Where function does not change, form does not change.
Louis Sullivan, American architect (1896) [1]
Innovative bioactive agents fuel sustained drug discovery and the development of new medicines. Future success in chemical biology and pharmaceutical research alike will fundamentally rely on the combination of advanced synthetic and analytical technologies that are embedded in a theoretical framework that provides a rationale for the interplay between chemical structure and biological effect. A driving role in this setting falls on leading edge concepts in computer-assisted molecular design, by providing access to a virtually infinite source of novel druglike compounds and guiding experimental screening campaigns. In this chapter, we present concepts and ideas for the representation of molecular structure, suggest predictive models of structure–activity relationships, and discuss approaches that have proved their usefulness and will contribute to future drug discovery by generating innovative bioactive agents. We also highlight some of the current prohibitive aspects of fully automated de novo design that will require attention for future methodological breakthroughs. This chapter provides an introduction to important pillars of de novo drug design, whereas the subsequent contributions presented in this book offer in-depth treatments of current trends, methods, and approaches together with numerous practical examples. We are confident that the reading will inspire.
Ever since the first atomic models of molecules have been conceived, scientists have used such models, and their associated concepts and language, to come up with innovative chemical agents that possess sought properties [2]. So far, we tend to think of a molecule in terms of sticks and balls when it comes to visualize chemical structure.
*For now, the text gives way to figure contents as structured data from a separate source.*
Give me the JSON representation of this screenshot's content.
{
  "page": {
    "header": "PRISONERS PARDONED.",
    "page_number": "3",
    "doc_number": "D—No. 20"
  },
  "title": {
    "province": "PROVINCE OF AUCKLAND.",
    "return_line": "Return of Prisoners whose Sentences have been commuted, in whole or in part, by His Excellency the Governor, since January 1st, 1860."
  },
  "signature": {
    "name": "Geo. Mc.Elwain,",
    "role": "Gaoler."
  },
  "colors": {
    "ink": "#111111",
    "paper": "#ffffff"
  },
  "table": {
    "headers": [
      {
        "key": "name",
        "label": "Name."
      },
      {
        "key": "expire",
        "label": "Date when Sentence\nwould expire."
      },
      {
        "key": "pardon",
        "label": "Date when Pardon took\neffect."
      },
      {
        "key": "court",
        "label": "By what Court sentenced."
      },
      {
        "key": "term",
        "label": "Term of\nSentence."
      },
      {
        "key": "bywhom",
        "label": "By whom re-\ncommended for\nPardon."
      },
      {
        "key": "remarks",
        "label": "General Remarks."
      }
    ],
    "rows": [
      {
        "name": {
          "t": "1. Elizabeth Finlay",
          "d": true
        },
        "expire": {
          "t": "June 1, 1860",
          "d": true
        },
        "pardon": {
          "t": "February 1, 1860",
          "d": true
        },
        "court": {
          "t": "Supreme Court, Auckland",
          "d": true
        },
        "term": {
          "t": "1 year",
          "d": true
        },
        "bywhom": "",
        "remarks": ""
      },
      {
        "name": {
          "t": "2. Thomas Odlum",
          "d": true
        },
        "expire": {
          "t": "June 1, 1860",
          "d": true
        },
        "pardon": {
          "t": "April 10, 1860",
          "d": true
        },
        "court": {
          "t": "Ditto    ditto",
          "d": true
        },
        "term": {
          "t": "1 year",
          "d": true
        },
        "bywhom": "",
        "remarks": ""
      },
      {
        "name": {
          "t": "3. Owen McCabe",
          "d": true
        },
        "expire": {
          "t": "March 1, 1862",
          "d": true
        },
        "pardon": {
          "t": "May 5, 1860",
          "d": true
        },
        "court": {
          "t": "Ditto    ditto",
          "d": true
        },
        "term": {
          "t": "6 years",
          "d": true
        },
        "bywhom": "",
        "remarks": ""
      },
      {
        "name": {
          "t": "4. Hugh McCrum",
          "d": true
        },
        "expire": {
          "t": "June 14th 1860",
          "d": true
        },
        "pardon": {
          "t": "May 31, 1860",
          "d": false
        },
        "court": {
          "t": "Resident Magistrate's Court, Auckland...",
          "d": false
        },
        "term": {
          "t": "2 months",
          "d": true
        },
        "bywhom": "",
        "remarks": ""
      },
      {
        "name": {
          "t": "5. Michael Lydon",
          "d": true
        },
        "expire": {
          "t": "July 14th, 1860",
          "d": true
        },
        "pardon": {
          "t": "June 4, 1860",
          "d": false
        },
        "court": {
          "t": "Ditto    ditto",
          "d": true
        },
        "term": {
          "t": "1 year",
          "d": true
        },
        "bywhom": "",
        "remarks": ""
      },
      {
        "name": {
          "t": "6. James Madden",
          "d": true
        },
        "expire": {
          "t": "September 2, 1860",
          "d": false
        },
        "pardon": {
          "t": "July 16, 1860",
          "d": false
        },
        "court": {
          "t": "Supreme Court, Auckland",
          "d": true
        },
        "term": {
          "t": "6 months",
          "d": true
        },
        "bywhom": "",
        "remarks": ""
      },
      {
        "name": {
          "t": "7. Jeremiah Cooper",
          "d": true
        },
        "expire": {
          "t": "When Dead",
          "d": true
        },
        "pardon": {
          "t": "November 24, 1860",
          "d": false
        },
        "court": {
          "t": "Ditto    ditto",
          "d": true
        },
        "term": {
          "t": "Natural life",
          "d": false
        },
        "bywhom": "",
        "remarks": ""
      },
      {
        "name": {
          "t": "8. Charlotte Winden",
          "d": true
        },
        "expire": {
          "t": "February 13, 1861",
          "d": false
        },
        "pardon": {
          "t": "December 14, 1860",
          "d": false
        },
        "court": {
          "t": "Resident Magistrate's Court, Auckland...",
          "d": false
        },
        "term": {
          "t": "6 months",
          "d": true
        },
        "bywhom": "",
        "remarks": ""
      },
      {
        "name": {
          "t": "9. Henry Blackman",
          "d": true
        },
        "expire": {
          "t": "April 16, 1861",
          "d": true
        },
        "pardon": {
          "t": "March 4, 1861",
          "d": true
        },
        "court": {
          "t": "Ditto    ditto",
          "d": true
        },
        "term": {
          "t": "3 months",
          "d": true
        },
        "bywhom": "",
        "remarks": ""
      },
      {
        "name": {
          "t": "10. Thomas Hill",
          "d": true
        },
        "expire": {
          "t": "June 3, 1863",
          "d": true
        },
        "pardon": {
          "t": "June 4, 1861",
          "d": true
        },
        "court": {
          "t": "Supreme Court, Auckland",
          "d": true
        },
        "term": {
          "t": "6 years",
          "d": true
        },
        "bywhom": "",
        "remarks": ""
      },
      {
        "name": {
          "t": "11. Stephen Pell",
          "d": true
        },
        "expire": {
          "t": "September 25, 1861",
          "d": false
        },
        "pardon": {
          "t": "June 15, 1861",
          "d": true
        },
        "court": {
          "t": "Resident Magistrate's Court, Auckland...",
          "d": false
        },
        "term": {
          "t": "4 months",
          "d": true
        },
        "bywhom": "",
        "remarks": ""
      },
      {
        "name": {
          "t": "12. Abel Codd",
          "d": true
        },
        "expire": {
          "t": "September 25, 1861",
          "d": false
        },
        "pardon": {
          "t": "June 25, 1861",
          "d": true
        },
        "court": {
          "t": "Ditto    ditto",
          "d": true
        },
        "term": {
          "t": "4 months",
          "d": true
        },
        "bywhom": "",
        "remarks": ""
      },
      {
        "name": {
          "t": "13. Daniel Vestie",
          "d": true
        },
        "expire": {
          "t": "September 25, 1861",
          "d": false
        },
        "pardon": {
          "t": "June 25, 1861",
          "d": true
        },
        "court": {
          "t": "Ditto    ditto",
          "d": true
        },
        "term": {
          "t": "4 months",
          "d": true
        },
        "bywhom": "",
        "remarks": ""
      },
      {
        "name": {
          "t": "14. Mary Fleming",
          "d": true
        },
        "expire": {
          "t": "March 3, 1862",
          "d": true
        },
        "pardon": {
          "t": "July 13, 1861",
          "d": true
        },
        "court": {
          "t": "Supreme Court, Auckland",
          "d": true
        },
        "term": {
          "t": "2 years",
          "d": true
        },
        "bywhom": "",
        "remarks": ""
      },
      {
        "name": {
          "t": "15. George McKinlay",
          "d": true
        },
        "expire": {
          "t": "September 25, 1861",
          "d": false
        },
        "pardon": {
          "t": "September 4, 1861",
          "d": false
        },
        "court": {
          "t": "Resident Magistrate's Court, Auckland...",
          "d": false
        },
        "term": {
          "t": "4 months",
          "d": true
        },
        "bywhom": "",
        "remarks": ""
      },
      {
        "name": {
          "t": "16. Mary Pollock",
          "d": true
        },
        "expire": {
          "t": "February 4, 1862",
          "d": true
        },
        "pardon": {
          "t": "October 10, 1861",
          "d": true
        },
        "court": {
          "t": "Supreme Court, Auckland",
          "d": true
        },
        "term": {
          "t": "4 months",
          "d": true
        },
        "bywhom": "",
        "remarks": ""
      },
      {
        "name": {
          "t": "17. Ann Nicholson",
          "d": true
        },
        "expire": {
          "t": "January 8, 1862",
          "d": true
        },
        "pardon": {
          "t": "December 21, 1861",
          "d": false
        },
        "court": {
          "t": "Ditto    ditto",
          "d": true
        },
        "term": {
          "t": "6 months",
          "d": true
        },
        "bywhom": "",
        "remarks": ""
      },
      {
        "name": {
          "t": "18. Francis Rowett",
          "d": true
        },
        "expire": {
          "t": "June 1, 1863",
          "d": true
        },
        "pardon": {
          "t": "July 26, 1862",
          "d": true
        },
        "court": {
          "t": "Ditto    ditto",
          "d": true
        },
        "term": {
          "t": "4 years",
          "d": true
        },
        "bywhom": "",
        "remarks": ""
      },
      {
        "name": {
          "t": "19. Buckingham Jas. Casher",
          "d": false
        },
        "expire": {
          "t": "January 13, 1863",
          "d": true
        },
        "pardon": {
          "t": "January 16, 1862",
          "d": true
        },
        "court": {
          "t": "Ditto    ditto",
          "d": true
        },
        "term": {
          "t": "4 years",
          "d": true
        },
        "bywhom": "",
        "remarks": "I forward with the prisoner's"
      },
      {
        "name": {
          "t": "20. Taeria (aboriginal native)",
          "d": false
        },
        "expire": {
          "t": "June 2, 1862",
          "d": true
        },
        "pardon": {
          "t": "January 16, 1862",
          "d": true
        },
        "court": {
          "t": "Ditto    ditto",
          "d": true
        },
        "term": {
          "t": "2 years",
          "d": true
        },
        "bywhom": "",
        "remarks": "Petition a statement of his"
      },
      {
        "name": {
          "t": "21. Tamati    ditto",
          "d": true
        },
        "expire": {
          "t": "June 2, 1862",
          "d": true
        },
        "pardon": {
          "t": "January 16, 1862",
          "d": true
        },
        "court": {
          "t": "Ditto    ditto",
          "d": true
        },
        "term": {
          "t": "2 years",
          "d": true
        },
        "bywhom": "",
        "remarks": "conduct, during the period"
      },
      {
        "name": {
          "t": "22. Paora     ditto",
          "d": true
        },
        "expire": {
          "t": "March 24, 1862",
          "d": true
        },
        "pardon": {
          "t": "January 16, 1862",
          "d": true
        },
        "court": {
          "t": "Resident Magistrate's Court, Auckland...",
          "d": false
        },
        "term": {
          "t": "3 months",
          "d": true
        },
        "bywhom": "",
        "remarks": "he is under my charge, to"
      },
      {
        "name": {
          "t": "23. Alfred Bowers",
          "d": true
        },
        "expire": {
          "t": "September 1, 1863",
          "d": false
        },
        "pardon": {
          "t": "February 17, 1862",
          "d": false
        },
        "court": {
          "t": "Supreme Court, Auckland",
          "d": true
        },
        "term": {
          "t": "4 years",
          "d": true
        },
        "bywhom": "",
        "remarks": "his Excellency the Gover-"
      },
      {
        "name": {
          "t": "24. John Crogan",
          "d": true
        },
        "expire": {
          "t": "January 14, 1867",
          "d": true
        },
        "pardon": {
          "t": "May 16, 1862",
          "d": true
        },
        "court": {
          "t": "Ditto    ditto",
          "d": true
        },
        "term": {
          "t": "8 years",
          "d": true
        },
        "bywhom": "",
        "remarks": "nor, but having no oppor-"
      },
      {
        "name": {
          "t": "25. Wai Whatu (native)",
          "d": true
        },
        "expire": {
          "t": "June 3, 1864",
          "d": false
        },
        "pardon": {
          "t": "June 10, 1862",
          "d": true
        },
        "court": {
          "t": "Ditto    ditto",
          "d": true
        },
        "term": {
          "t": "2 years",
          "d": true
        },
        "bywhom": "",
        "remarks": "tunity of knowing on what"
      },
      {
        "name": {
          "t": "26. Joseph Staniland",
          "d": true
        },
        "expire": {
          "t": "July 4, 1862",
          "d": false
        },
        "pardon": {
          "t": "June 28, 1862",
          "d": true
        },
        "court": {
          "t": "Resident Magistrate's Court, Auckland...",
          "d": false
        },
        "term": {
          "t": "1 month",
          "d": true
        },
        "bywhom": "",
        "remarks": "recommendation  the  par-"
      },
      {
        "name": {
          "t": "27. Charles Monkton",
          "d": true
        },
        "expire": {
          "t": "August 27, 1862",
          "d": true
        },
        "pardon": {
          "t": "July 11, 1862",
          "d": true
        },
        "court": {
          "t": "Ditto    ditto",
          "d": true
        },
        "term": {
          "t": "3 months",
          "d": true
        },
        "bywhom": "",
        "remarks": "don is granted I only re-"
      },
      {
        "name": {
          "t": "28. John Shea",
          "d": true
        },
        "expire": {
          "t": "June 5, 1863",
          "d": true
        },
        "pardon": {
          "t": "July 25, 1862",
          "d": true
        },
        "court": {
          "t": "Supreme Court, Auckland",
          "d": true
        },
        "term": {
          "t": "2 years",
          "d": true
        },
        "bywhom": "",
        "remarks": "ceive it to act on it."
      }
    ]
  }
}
No doubt, simplistic representations have their justification for describing certain aspects of molecular constitution, configuration, and conformation and provide an intuitive access to “molecular architecture” (Figure 1.1). However, they fall far short of relating functional aspects to the objects we recognize as molecules. In the end, it is the desired function we wish to get from a molecular structure. “Form follows function” – this credo of modern architecture and industrial design is equally valid for molecular design, in particular in medicinal chemistry and chemical biology striving for new chemical entities (NCEs) as biologically active lead compounds and eventually future drugs.
Figure 1.1 Atomic models of molecular structure as depicted in John Dalton's seminal book entitled (1808). Panel (a) presents the “arbitrary signs chosen to represent the several chemical elements or ultimate particles.” Panel (b) might be considered as an early molecular design study, as it depicts Dalton's view of various arrangements of water molecules. Note the similarity between these archaic philosophies and contemporary molecular models.